Replicating conv autoencoder for anomaly detection


I’m trying to train an autoencoder on the hazelnut dataset of MVTec AD for reconstruction to detect anomalies.

I’m am trying to replicate the results of this study:
In particular, the simpler setup used in the study as reference, with features a simple AE model with no skip connection and no stain model. Just a plain 6 layer encoder and 6 layer decoder.
The encoder layers have 16-32-64-128-256-512 filters, strided conv with kernel of 5, BatchNorm, and leakuRelu activation. The decoder have the same filter sizes, and have upsampling, conv (kernel=5), batchnorm, leakyRelu and sigmoid at the final layer.
As in the paper, i’m using MSE as loss, Adam as optimizer (batch of 16) and i’m augmenting the input data with some cropping, rotations and flipping.

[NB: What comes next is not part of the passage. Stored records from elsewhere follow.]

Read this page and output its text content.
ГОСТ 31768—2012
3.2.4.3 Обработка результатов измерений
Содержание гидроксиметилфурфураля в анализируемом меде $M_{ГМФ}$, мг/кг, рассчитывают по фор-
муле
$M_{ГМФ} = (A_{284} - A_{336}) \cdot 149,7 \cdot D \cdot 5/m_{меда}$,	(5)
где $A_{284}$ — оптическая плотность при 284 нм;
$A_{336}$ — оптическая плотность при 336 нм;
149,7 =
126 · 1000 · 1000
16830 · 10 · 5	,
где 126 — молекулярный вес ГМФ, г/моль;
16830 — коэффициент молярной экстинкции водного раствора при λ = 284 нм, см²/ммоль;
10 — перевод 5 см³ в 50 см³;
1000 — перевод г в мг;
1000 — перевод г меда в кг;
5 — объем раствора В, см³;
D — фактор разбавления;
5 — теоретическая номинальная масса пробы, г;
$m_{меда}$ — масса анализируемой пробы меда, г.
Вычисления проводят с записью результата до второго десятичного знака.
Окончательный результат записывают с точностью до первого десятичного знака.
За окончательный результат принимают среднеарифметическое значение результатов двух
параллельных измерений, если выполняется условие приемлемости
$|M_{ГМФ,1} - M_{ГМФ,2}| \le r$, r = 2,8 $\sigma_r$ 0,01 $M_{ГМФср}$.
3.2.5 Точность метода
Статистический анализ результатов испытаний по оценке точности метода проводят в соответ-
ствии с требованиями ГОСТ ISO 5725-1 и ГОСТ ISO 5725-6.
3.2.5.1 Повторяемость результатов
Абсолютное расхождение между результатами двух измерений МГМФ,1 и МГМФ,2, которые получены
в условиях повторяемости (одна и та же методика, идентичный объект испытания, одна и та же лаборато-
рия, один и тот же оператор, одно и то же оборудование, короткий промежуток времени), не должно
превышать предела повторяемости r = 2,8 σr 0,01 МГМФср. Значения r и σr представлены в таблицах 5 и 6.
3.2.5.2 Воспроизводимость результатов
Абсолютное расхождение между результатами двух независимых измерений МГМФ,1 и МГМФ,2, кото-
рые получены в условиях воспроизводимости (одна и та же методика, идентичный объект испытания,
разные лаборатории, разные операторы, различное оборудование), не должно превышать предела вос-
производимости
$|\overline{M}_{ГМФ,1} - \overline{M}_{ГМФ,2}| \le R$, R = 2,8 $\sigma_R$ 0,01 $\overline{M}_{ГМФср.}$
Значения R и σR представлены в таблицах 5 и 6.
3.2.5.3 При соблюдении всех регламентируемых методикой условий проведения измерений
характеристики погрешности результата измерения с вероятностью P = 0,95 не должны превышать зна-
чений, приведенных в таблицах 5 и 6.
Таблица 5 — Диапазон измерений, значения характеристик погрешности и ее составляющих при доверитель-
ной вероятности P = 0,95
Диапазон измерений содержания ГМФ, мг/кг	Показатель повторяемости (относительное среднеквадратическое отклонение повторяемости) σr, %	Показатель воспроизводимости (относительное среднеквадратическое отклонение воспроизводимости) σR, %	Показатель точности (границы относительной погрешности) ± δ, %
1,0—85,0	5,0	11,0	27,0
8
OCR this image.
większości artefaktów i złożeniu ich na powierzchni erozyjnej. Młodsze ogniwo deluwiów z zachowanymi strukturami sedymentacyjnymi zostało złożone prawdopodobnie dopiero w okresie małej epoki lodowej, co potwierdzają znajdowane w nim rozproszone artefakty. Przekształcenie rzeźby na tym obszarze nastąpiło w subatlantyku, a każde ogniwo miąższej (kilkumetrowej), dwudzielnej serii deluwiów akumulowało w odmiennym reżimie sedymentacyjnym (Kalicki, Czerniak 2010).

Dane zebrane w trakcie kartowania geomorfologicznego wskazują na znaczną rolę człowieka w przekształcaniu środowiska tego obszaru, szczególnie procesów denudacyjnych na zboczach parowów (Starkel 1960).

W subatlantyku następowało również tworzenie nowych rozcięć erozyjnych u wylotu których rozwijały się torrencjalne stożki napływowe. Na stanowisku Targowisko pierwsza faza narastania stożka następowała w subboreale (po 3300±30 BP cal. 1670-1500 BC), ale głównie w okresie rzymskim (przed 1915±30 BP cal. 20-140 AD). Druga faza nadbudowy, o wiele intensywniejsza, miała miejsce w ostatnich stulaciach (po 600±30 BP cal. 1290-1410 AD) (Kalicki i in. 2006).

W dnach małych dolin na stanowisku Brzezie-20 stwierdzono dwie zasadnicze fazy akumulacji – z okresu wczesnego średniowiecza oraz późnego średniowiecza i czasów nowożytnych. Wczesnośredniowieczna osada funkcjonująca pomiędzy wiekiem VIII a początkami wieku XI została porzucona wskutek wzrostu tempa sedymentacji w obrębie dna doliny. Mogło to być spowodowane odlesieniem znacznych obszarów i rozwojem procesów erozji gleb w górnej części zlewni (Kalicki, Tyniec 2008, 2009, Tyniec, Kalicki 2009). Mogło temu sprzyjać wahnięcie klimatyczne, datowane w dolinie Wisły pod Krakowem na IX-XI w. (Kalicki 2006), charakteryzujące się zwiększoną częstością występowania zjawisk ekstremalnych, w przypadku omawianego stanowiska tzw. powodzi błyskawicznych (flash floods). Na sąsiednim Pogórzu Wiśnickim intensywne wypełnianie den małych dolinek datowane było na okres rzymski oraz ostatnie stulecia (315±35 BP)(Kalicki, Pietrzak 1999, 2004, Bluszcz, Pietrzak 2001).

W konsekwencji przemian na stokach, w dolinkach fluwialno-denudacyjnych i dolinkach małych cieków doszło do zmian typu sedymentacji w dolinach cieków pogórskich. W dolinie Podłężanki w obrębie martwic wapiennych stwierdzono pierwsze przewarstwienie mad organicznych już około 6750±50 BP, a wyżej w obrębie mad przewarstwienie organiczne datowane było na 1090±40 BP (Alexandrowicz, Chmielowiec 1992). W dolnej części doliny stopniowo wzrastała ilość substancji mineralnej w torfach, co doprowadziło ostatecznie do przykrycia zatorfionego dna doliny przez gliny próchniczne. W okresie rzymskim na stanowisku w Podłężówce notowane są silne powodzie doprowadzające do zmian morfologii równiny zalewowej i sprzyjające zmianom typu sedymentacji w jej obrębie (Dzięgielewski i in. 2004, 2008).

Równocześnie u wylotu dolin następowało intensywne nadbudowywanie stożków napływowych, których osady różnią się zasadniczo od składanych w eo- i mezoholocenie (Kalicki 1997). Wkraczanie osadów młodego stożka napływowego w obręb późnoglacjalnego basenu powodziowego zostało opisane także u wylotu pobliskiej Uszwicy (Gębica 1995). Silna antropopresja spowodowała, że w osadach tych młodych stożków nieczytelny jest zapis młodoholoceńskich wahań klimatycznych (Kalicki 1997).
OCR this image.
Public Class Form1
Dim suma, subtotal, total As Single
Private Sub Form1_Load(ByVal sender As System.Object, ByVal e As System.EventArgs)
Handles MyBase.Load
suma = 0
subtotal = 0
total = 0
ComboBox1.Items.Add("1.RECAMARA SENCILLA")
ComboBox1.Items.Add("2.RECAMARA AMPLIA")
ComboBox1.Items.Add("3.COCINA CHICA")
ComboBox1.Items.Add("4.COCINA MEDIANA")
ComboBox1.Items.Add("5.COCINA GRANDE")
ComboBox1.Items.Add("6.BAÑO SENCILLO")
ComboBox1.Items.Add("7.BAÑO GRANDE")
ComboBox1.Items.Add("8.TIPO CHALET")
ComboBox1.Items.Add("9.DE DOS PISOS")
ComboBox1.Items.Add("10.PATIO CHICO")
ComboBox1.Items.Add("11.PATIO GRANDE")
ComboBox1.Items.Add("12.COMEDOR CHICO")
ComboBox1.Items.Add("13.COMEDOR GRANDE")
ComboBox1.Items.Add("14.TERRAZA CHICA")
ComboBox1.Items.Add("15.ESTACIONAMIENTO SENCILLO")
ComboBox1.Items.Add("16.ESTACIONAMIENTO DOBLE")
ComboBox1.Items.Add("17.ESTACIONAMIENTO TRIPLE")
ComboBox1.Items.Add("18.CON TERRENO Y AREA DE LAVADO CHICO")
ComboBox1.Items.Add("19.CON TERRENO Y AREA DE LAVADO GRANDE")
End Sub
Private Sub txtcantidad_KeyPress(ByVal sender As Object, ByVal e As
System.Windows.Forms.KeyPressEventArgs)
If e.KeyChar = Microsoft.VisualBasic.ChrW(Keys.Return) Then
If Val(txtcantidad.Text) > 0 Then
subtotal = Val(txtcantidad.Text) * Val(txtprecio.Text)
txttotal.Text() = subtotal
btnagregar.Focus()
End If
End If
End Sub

Although I feel like I have been doing what is described in the paper, my model is unable to learn any anything meaningful and only shows very rough and blurred white shadows for reconstruction:

The code and my notebook is available here : Jupyter Notebook Viewer

I don’t get what I am doing wrong here, I know that some things could improve the situation (e.g. using SSIM as loss), but I’m more interested in achieving the results of the paper ( 0.9 AUC% in the setup ). Do you have any idea what could be wrong ?